De vraag of de polisvoorwaarde waarin voorwaardelijk opzet van dekking is uitgesloten meebrengt dat schade veroorzaakt door een bestuurder die rijdt onder invloed van alcohol van dekking is uitgesloten, moet worden beantwoord aan de hand van het DSM/Fox-arrest.

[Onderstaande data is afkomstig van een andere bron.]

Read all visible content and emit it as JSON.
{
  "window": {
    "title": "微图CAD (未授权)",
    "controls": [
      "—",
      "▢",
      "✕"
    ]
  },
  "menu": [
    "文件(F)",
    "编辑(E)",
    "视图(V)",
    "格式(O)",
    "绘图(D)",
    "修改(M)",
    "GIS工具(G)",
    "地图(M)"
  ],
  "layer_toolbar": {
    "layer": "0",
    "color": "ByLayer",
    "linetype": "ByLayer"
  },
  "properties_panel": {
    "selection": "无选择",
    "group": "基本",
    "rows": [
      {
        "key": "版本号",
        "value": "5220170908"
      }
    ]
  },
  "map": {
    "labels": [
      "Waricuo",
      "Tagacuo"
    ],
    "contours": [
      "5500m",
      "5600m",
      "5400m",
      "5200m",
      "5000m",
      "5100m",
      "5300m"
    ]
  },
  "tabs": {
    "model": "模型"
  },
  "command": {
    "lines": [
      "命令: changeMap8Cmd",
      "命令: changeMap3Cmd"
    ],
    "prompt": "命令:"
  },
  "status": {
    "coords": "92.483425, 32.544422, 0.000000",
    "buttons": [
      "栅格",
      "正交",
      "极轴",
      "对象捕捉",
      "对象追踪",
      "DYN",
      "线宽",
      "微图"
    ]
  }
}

Voor de consument-verzekerde moet bovendien duidelijk en begrijpelijk zijn geweest dat die omstandigheid tot dekkingsuitsluiting leidt. HR 13 januari 2006, ECLI:NL:HR:2006:AU3715 volstaat niet voor het oordeel dat de verzekerde niet hoefde te begrijpen dat rijden onder invloed niet tot dekkingsuitsluiting onder de opzetclausule leidt.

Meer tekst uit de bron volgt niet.